Je chroniquais il y a peu le très réussi Hôtel du libre échange mis en scène par Isabelle Nanty à la Comédie Française … et continue avec Hôtel Feydeau orchestré par Georges Lavaudant au TNP. Un spectacle qui nous entraîne dans l’univers de quatre pièces : Feu la mère de Madame, Mais n’te promène donc pas toute nue, Léonie est en avance et On purge bébé. Ce cocktail du meilleur de chaque œuvre dessine une soirée burlesque, colorée et joyeuse.
Quand il écrit ces textes, Feydeau vient tout juste d’emménager à l’hôtel Terminus, pour cause de rupture conjugale. Ainsi ces saynètes font suite à ses plus grands chefs d’œuvre. Il y détaille les différentes facettes du délabrement du couple. Plus féroce que jamais, son vaudeville ici, ne traite pas d’adultère (pourtant l’auteur nous y avait habitué) mais plutôt des scènes de la vie conjugale, moins tragiques que le film de Bergman, certes, mais précurseur par de nombreux côtés du théâtre de l’absurde.
Un chapeau de paille d’Italie (TNP 1993), Un fil à la patte (Odéon 2001), Lavaudant, qui n’en est pas à son premier vaudeville, livre ici une version patchwork de qualité et sans longueur. C’est un beau retour aux sources pour cet ancien directeur du TNP et de l’Odéon qui revient en beauté investir ces lieux. Visuel et chorégraphié, on aime le ton léger du divertissement. Le décor est minimaliste qui mêle la Belle Époque et un modernisme sans faux pas. La sobriété exemplaire nous ravit avec ces grands espaces blancs agrémentés de fauteuils tapissés de velours aux couleurs flashy. La lumière et les costumes (pensés par Lavaudant lui même) renforcent la magie du moment.

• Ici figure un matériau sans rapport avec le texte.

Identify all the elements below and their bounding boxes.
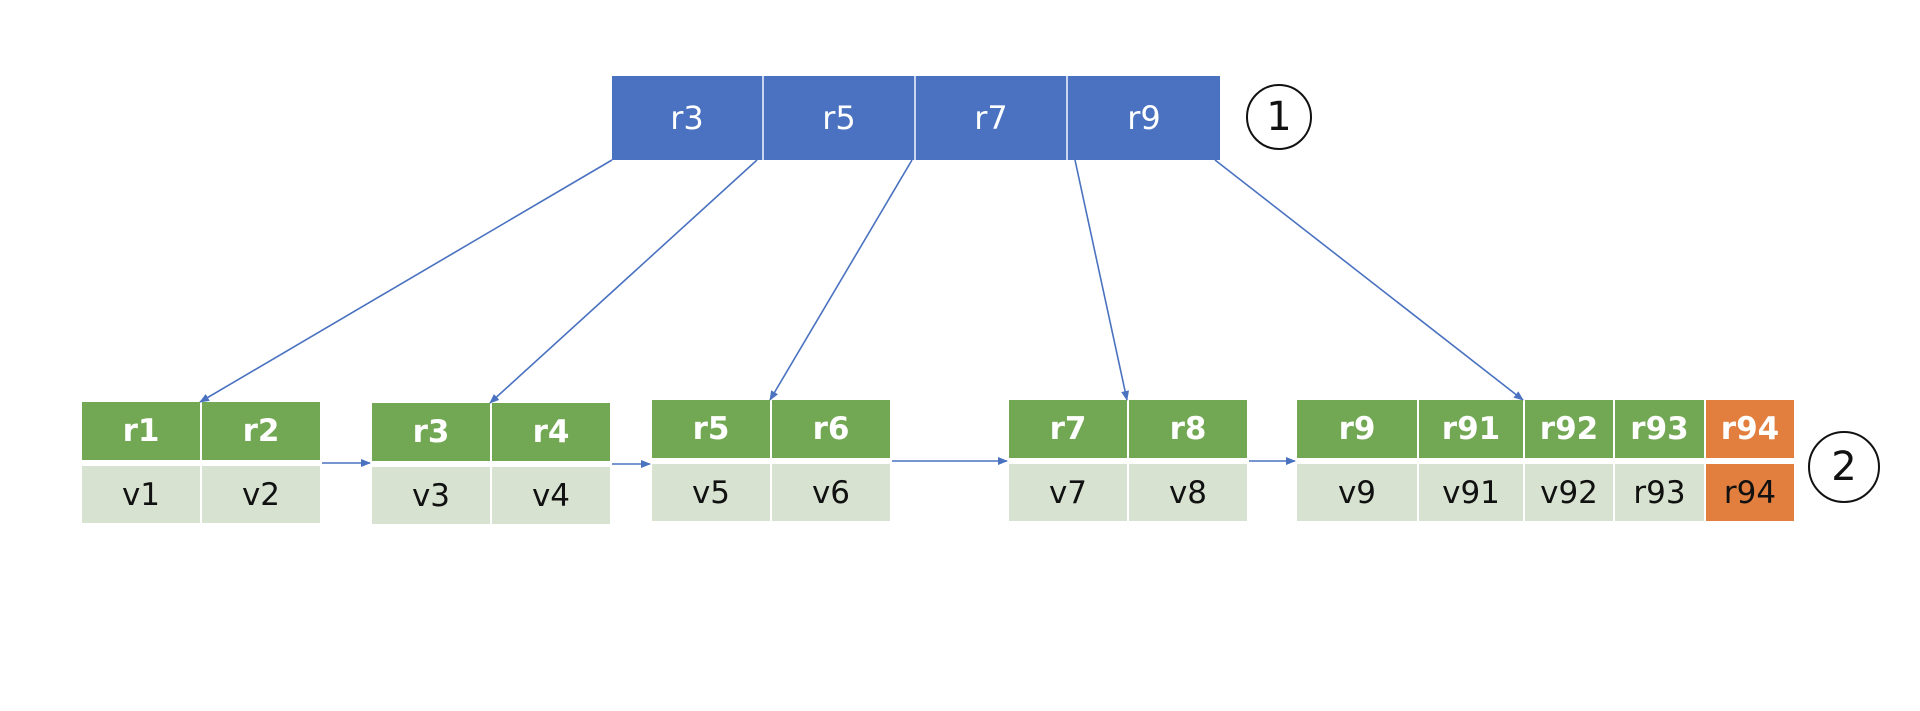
leaf-value-v3: v3: [372, 467, 490, 524]
leaf-value-v8: v8: [1129, 464, 1247, 521]
leaf-key-r6: r6: [772, 400, 890, 458]
leaf-key-r4: r4: [492, 403, 610, 461]
leaf-key-r1: r1: [82, 402, 200, 460]
leaf-key-r94: r94: [1706, 400, 1794, 458]
root-key-r7: r7: [916, 76, 1068, 160]
root-key-r5: r5: [764, 76, 916, 160]
leaf-key-r93: r93: [1615, 400, 1704, 458]
leaf-value-r93: r93: [1615, 464, 1704, 521]
leaf-value-r94: r94: [1706, 464, 1794, 521]
root-key-r9: r9: [1068, 76, 1220, 160]
leaf-key-r3: r3: [372, 403, 490, 461]
leaf-value-v91: v91: [1419, 464, 1523, 521]
leaf-key-r9: r9: [1297, 400, 1417, 458]
root-to-leaf-arrow-1: [199, 159, 613, 403]
root-to-leaf-arrow-2: [489, 159, 758, 404]
leaf-key-r2: r2: [202, 402, 320, 460]
leaf-value-v5: v5: [652, 464, 770, 521]
leaf-key-r8: r8: [1129, 400, 1247, 458]
leaf-level-marker: 2: [1808, 431, 1880, 503]
root-to-leaf-arrow-4: [1074, 159, 1130, 401]
leaf-value-v9: v9: [1297, 464, 1417, 521]
leaf-key-r7: r7: [1009, 400, 1127, 458]
leaf-value-v92: v92: [1525, 464, 1613, 521]
leaf-key-r5: r5: [652, 400, 770, 458]
leaf-value-v2: v2: [202, 466, 320, 523]
leaf-value-v1: v1: [82, 466, 200, 523]
leaf-key-r92: r92: [1525, 400, 1613, 458]
root-to-leaf-arrow-5: [1214, 159, 1524, 401]
root-key-r3: r3: [612, 76, 764, 160]
leaf-value-v7: v7: [1009, 464, 1127, 521]
leaf-value-v4: v4: [492, 467, 610, 524]
leaf-key-r91: r91: [1419, 400, 1523, 458]
root-node-marker: 1: [1246, 84, 1312, 150]
root-to-leaf-arrow-3: [769, 159, 913, 401]
leaf-value-v6: v6: [772, 464, 890, 521]
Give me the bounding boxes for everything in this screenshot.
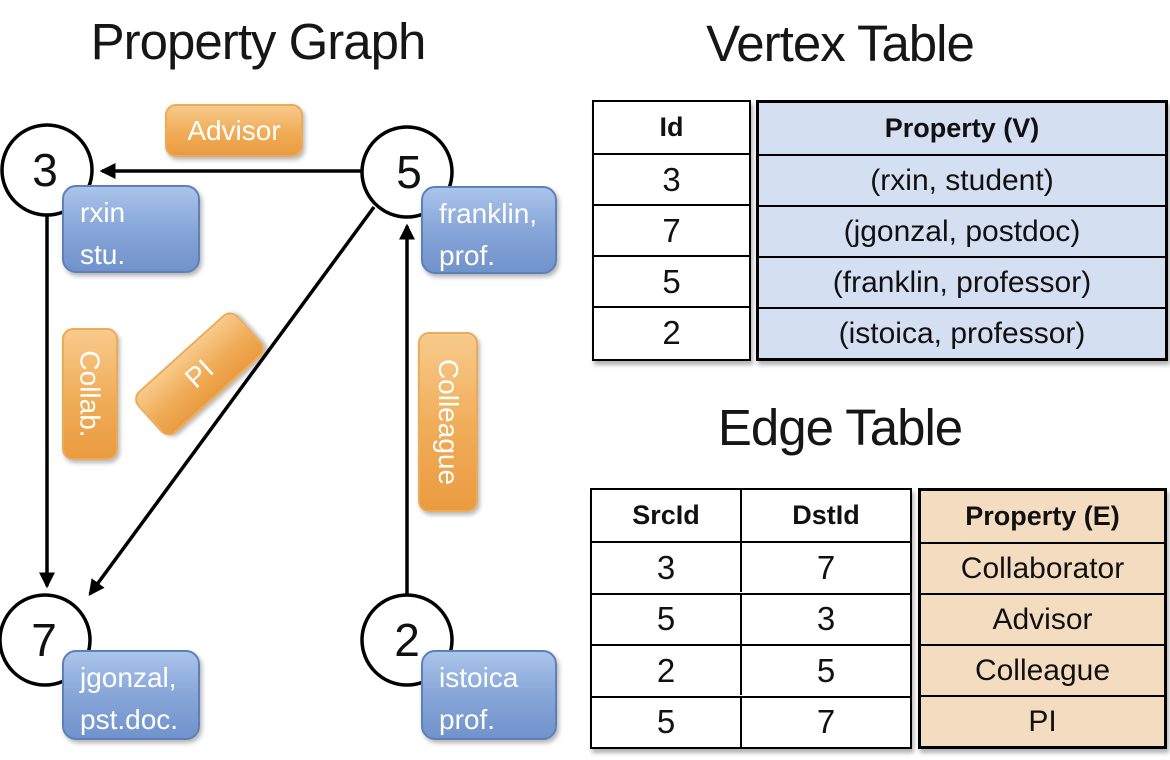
table-cell: Collaborator <box>921 542 1164 593</box>
vertex-box-rxin-line1: rxin <box>80 197 126 228</box>
vertex-box-franklin-line1: franklin, <box>439 198 538 229</box>
edge-label-collab-text: Collab. <box>75 350 107 438</box>
table-cell: 2 <box>594 306 749 357</box>
table-cell: 3 <box>740 592 910 644</box>
edge-label-colleague: Colleague <box>418 332 478 512</box>
vertex-table-title: Vertex Table <box>706 15 975 72</box>
table-cell: (rxin, student) <box>759 154 1165 205</box>
edge-5-to-7 <box>88 205 376 596</box>
vertex-box-jgonzal-line1: jgonzal, <box>80 662 177 693</box>
vertex-box-jgonzal-line2: pst.doc. <box>80 704 179 735</box>
vertex-table-property-column: Property (V) (rxin, student) (jgonzal, p… <box>756 100 1168 361</box>
node-id-2: 2 <box>394 614 420 666</box>
table-cell: (jgonzal, postdoc) <box>759 205 1165 256</box>
edge-label-advisor: Advisor <box>165 104 303 157</box>
node-id-7: 7 <box>31 614 57 666</box>
table-cell: (istoica, professor) <box>759 307 1165 358</box>
vertex-box-istoica-line2: prof. <box>439 704 496 735</box>
edge-label-collab: Collab. <box>62 328 118 460</box>
table-cell: 3 <box>594 153 749 204</box>
table-cell: 7 <box>740 695 910 747</box>
node-id-5: 5 <box>396 146 422 198</box>
table-cell: 2 <box>592 644 740 695</box>
node-id-3: 3 <box>32 144 58 196</box>
edge-table-src-header: SrcId <box>632 500 700 530</box>
vertex-table-id-column: Id 3 7 5 2 <box>592 100 751 361</box>
vertex-box-franklin: franklin, prof. <box>421 186 557 274</box>
property-graph-title: Property Graph <box>90 13 427 70</box>
table-cell: (franklin, professor) <box>759 256 1165 307</box>
table-cell: 7 <box>740 541 910 593</box>
edge-table-property-header: Property (E) <box>965 501 1120 531</box>
table-cell: 5 <box>592 592 740 644</box>
vertex-box-istoica-line1: istoica <box>439 662 519 693</box>
table-cell: 5 <box>592 695 740 747</box>
table-cell: 7 <box>594 204 749 255</box>
vertex-box-jgonzal: jgonzal, pst.doc. <box>62 650 200 740</box>
vertex-box-rxin-line2: stu. <box>80 239 126 270</box>
edge-table-id-columns: SrcId DstId 3 7 5 3 2 5 5 7 <box>590 488 912 749</box>
vertex-table-property-header: Property (V) <box>884 113 1040 143</box>
vertex-box-franklin-line2: prof. <box>439 240 496 271</box>
edge-table-dst-header: DstId <box>740 490 910 541</box>
edge-table-property-column: Property (E) Collaborator Advisor Collea… <box>918 488 1167 749</box>
property-graph-canvas: 3 5 7 2 <box>0 123 454 687</box>
table-cell: 5 <box>740 644 910 696</box>
edge-label-colleague-text: Colleague <box>433 358 465 486</box>
table-cell: PI <box>921 695 1164 746</box>
table-cell: Advisor <box>921 593 1164 644</box>
edge-label-advisor-text: Advisor <box>187 114 281 146</box>
table-cell: 3 <box>592 541 740 592</box>
table-cell: Colleague <box>921 644 1164 695</box>
edge-table: SrcId DstId 3 7 5 3 2 5 5 7 Property (E)… <box>590 488 1167 749</box>
vertex-box-istoica: istoica prof. <box>421 650 557 740</box>
vertex-table-id-header: Id <box>659 112 684 142</box>
vertex-table: Id 3 7 5 2 Property (V) (rxin, student) … <box>592 100 1168 361</box>
table-cell: 5 <box>594 255 749 306</box>
edge-label-pi-text: PI <box>178 353 220 395</box>
vertex-box-rxin: rxin stu. <box>62 185 200 273</box>
edge-table-title: Edge Table <box>717 399 963 456</box>
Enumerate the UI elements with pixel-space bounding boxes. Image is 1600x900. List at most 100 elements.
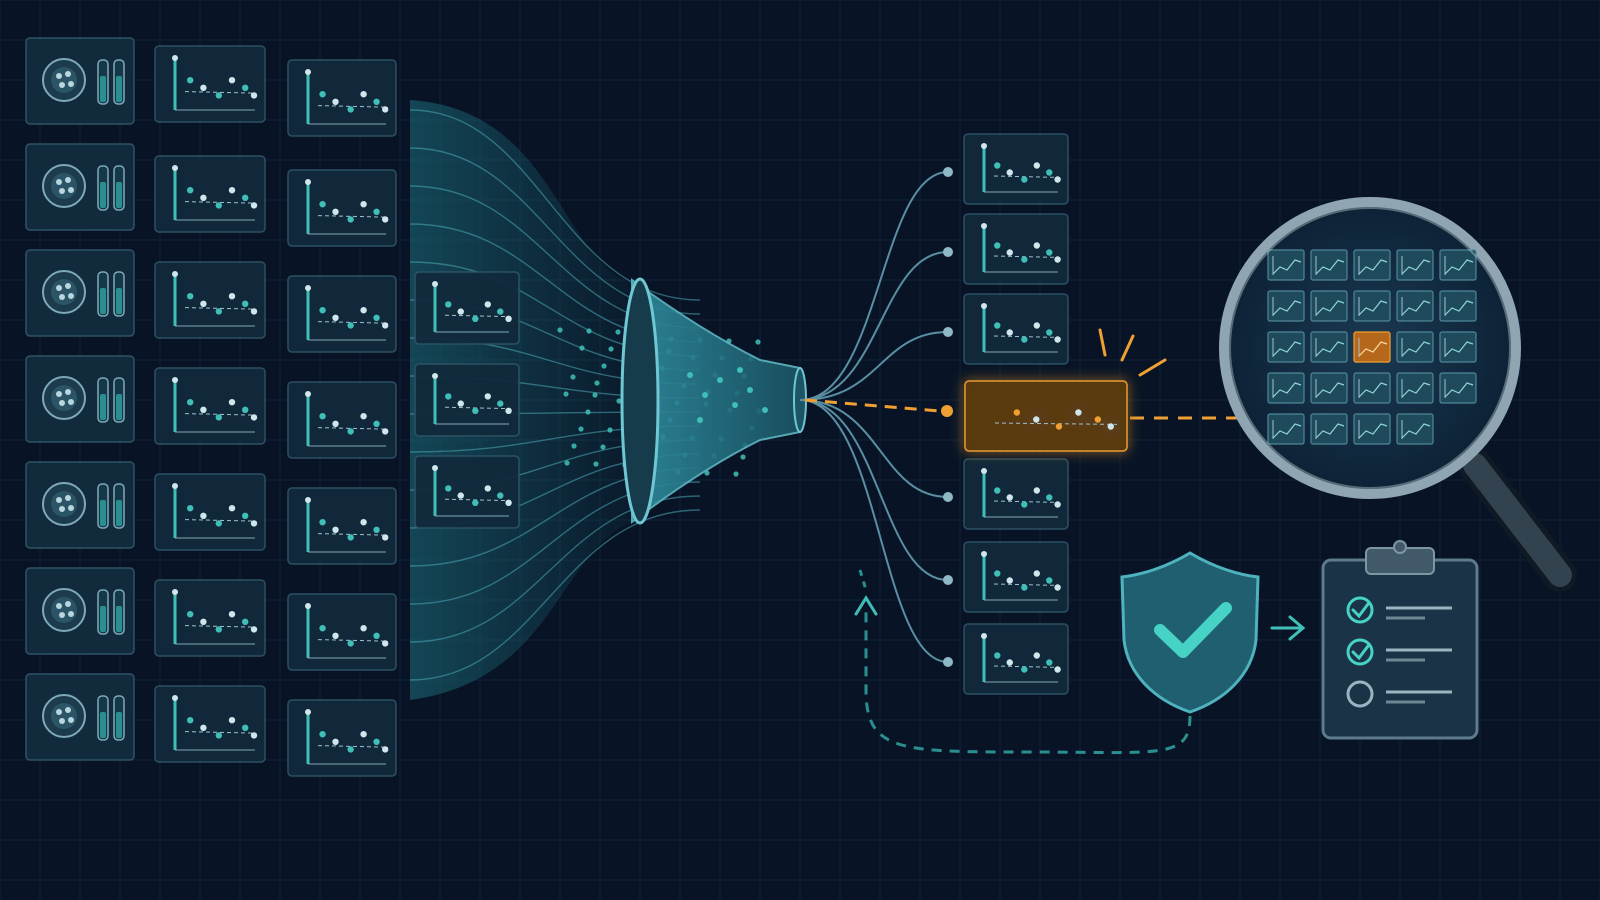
data-particle (615, 329, 621, 335)
magnified-chart-tile (1353, 249, 1391, 281)
scatter-chart-card-icon (287, 487, 397, 565)
magnified-chart-tile (1353, 290, 1391, 322)
data-particle (564, 460, 570, 466)
output-chart-cards (963, 133, 1069, 695)
sample-tube-card-icon (25, 461, 135, 549)
sample-tube-card-icon (25, 567, 135, 655)
funnel-icon (620, 277, 807, 525)
branch-line (799, 399, 949, 663)
shield-check-icon (1120, 551, 1306, 714)
branch-node (943, 327, 953, 337)
scatter-chart-card-icon (154, 367, 266, 445)
branch-node (943, 575, 953, 585)
checked-circle-icon (1346, 596, 1374, 624)
sample-tube-card-icon (25, 37, 135, 125)
data-particle (570, 374, 576, 380)
data-particle (733, 471, 739, 477)
data-particle (592, 392, 598, 398)
data-particle (607, 427, 613, 433)
magnified-chart-tile (1267, 331, 1305, 363)
scatter-chart-card-icon (414, 455, 520, 529)
empty-circle-icon (1346, 680, 1374, 708)
alert-spark (1120, 334, 1135, 362)
scatter-chart-card-icon (154, 579, 266, 657)
scatter-chart-card-icon (287, 381, 397, 459)
data-particle (593, 461, 599, 467)
anomaly-chart-card (964, 380, 1128, 452)
scatter-chart-card-icon (414, 271, 520, 345)
data-particle (601, 363, 607, 369)
scatter-chart-card-icon (287, 593, 397, 671)
scatter-chart-card-icon (154, 155, 266, 233)
scatter-chart-card-icon (963, 133, 1069, 205)
check-icon (1351, 644, 1370, 661)
data-particle (571, 443, 577, 449)
magnified-chart-tile (1310, 413, 1348, 445)
checked-circle-icon (1346, 638, 1374, 666)
scatter-chart-card-icon (154, 261, 266, 339)
data-particle (755, 339, 761, 345)
arrow-right-icon (1270, 615, 1306, 641)
branch-line (799, 399, 949, 581)
highlighted-result-card (964, 328, 1167, 452)
data-particle (557, 327, 563, 333)
branch-line (799, 399, 949, 498)
branch-node (943, 657, 953, 667)
scatter-chart-card-icon (414, 363, 520, 437)
output-branch-lines (799, 167, 1240, 667)
magnifying-glass-icon (1219, 197, 1577, 592)
magnified-chart-tile (1396, 413, 1434, 445)
branch-node (943, 247, 953, 257)
scatter-chart-card-icon (287, 169, 397, 247)
magnified-chart-tile (1267, 372, 1305, 404)
magnified-chart-tile (1353, 413, 1391, 445)
magnified-chart-tile (1396, 331, 1434, 363)
data-particle (578, 426, 584, 432)
feedback-loop-path (864, 612, 1192, 755)
data-particle (585, 409, 591, 415)
magnified-chart-tile (1310, 249, 1348, 281)
sample-tube-card-icon (25, 143, 135, 231)
shield-body (1120, 551, 1260, 714)
scatter-chart-card-icon (963, 458, 1069, 530)
input-sample-cards (25, 37, 520, 777)
alert-spark (1138, 358, 1167, 377)
branch-node (943, 167, 953, 177)
magnified-chart-tile (1396, 249, 1434, 281)
branch-line (799, 251, 949, 401)
data-particle (740, 454, 746, 460)
magnified-chart-tile (1439, 290, 1477, 322)
magnified-chart-tile (1439, 249, 1477, 281)
branch-line (799, 171, 949, 401)
magnified-chart-tile (1267, 413, 1305, 445)
clipboard-checklist-icon (1321, 540, 1479, 740)
magnified-chart-tile (1439, 372, 1477, 404)
data-particle (616, 398, 622, 404)
magnified-chart-tile (1267, 290, 1305, 322)
scatter-chart-card-icon (963, 213, 1069, 285)
scatter-chart-card-icon (287, 699, 397, 777)
data-particle (586, 328, 592, 334)
scatter-chart-card-icon (154, 45, 266, 123)
scatter-chart-card-icon (963, 541, 1069, 613)
scatter-chart-card-icon (287, 59, 397, 137)
sample-tube-card-icon (25, 249, 135, 337)
magnified-chart-tile (1439, 331, 1477, 363)
scatter-chart-card-icon (154, 473, 266, 551)
data-particle (563, 391, 569, 397)
stream-line (409, 509, 701, 681)
highlight-path (804, 398, 941, 413)
data-particle (594, 380, 600, 386)
scatter-chart-card-icon (963, 293, 1069, 365)
sample-tube-card-icon (25, 673, 135, 761)
check-icon (1154, 602, 1232, 658)
data-particle (608, 346, 614, 352)
data-particle (600, 444, 606, 450)
alert-spark (1098, 328, 1107, 357)
arrow-up-icon (854, 595, 878, 616)
magnified-chart-tile (1267, 249, 1305, 281)
data-particle (579, 345, 585, 351)
scatter-chart-card-icon (963, 623, 1069, 695)
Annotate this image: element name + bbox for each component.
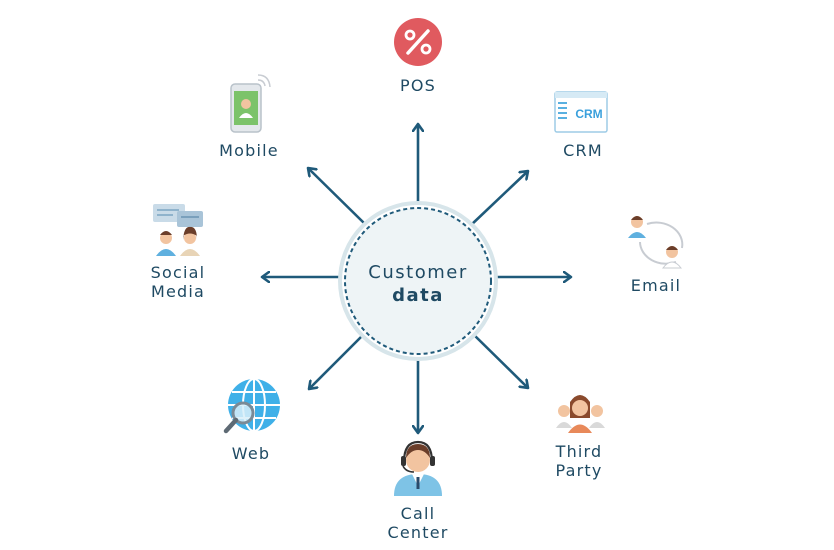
arrow-third-party — [470, 331, 528, 388]
node-label-social-media: Social Media — [151, 263, 206, 301]
social-media-line2: Media — [150, 282, 206, 301]
globe-search-icon — [223, 378, 280, 434]
third-party-line1: Third — [555, 442, 603, 461]
node-label-web: Web — [231, 444, 271, 463]
percent-badge-icon — [394, 18, 442, 66]
arrows — [262, 124, 571, 433]
node-label-third-party: Third Party — [555, 442, 602, 480]
crm-window-icon: CRM — [554, 91, 608, 133]
crm-icon-text: CRM — [575, 107, 602, 121]
arrow-web — [309, 333, 365, 389]
social-media-line1: Social — [150, 263, 206, 282]
call-center-line2: Center — [387, 523, 449, 542]
smartphone-icon — [230, 74, 271, 133]
node-label-mobile: Mobile — [219, 141, 279, 160]
center-title-line1: Customer — [368, 262, 468, 283]
node-label-crm: CRM — [563, 141, 603, 160]
arrow-mobile — [308, 168, 366, 225]
group-people-icon — [556, 395, 605, 433]
chat-people-icon — [153, 204, 203, 256]
node-label-email: Email — [630, 276, 682, 295]
node-label-call-center: Call Center — [387, 504, 448, 542]
third-party-line2: Party — [555, 461, 603, 480]
headset-agent-icon — [394, 440, 442, 496]
arrow-crm — [469, 171, 528, 227]
email-exchange-icon — [628, 216, 684, 269]
node-label-pos: POS — [400, 76, 436, 95]
center-title-line2: data — [392, 285, 444, 306]
center-node — [338, 201, 498, 361]
call-center-line1: Call — [400, 504, 436, 523]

Avec les portes qui claquent, la danse s’invite et le rythme s’accélère. Une chose est sure, on ne voit pas passer l’heure et demi du spectacle. La prestation de Manuel le Lièvre est remarquable. Endossant tour à tour plusieurs rôles, il réussit à nous surprendre, nous fait rire aux éclats, ainsi que toute cette joyeuse troupe, dans une ambiance agréable et communicative. La salle du TNP s’emballe, le public s’esclaffe, le pari est réussi.
Le vaudeville, genre mineur et sans prétention ? C’est oublier le grand soucis du détail, la mécanique complexe du rire, la critique sociale, le travail de l’interprétation. Ici tous ces ingrédients sont bien dosés pour obtenir un spectacle de qualité. Promis Monsieur Feydeau grâce à l’autre Georges (Lavaudant), avec ce très bel hôtel de sentiments, impossible désormais de vous classer dans la catégorie « vulgaire ».